A whiff of stale air assaulted his nose and he turned around in time to see a tired looking enforcer wander through the indoor forest. “Officer Solorzano?” Barney called.

Solorzano squinted, his eyes unaccustomed to the strange yellow glare of the simulated sun overhead.  He shaded his eyes and spotted Barney. “Barnacle!” He indicated the trees with a nod of his chin.
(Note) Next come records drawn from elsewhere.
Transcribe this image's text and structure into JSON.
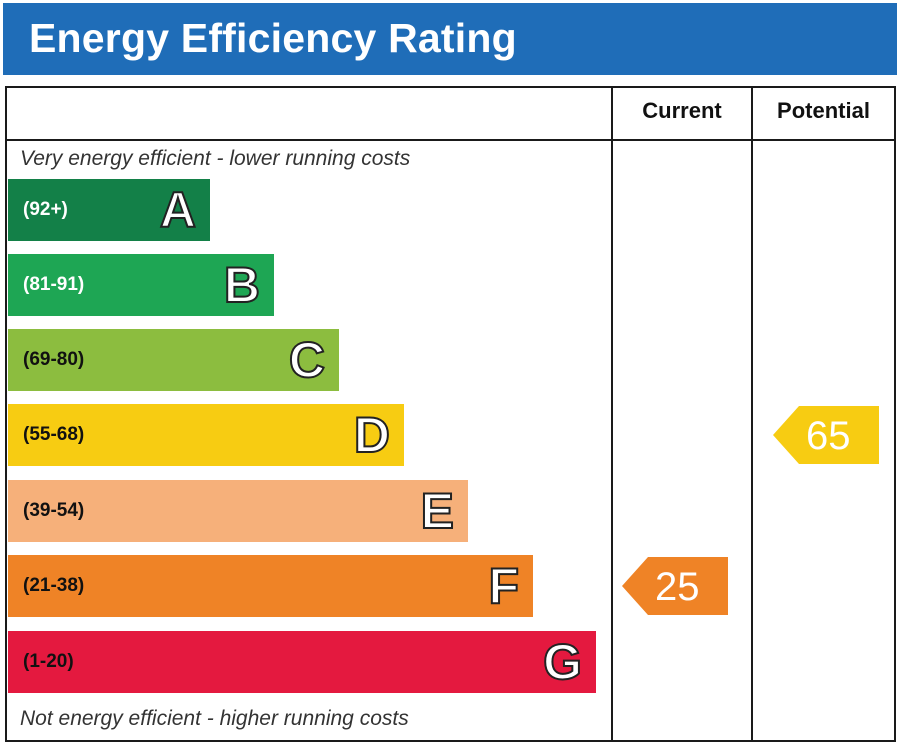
{
  "header": {
    "title": "Energy Efficiency Rating"
  },
  "columns": {
    "current": "Current",
    "potential": "Potential"
  },
  "notes": {
    "top": "Very energy efficient - lower running costs",
    "bottom": "Not energy efficient - higher running costs"
  },
  "chart_data": {
    "type": "bar",
    "categories": [
      "A",
      "B",
      "C",
      "D",
      "E",
      "F",
      "G"
    ],
    "ranges": [
      "(92+)",
      "(81-91)",
      "(69-80)",
      "(55-68)",
      "(39-54)",
      "(21-38)",
      "(1-20)"
    ],
    "band_colors": [
      "#138048",
      "#1ea654",
      "#8cbd3f",
      "#f7cc12",
      "#f6b07a",
      "#ef8326",
      "#e4193f"
    ],
    "range_text_colors": [
      "#ffffff",
      "#ffffff",
      "#111111",
      "#111111",
      "#111111",
      "#111111",
      "#111111"
    ],
    "current": {
      "value": "25",
      "band": "F",
      "color": "#ef8326"
    },
    "potential": {
      "value": "65",
      "band": "D",
      "color": "#f7cc12"
    }
  }
}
You call this retirement?  Working as a gardener?”

Barney gave the enforcer a friendly squeeze on the shoulder. “Something like that.  How have you been?”

“I’m beat.  The P.K.’s running us ragged.  The good news is that I can finally throw you some of the overflow.”

 “I’m sorry, but I’ve got my hands full here.  I don’t have the time for a cold case right now.”

Solorzano shook his head. “This one is red hot.  What do you know about the St. Christina’s Riot?”

Barney had seen the news.  The entire affair had been so shocking and aberrant.  So inexplicable.  The investigation was still open.  There were clues out there, answers to be found.  An old stirring welled up inside of him. 

“Not much,” Barney said, “but I’ll do some digging.”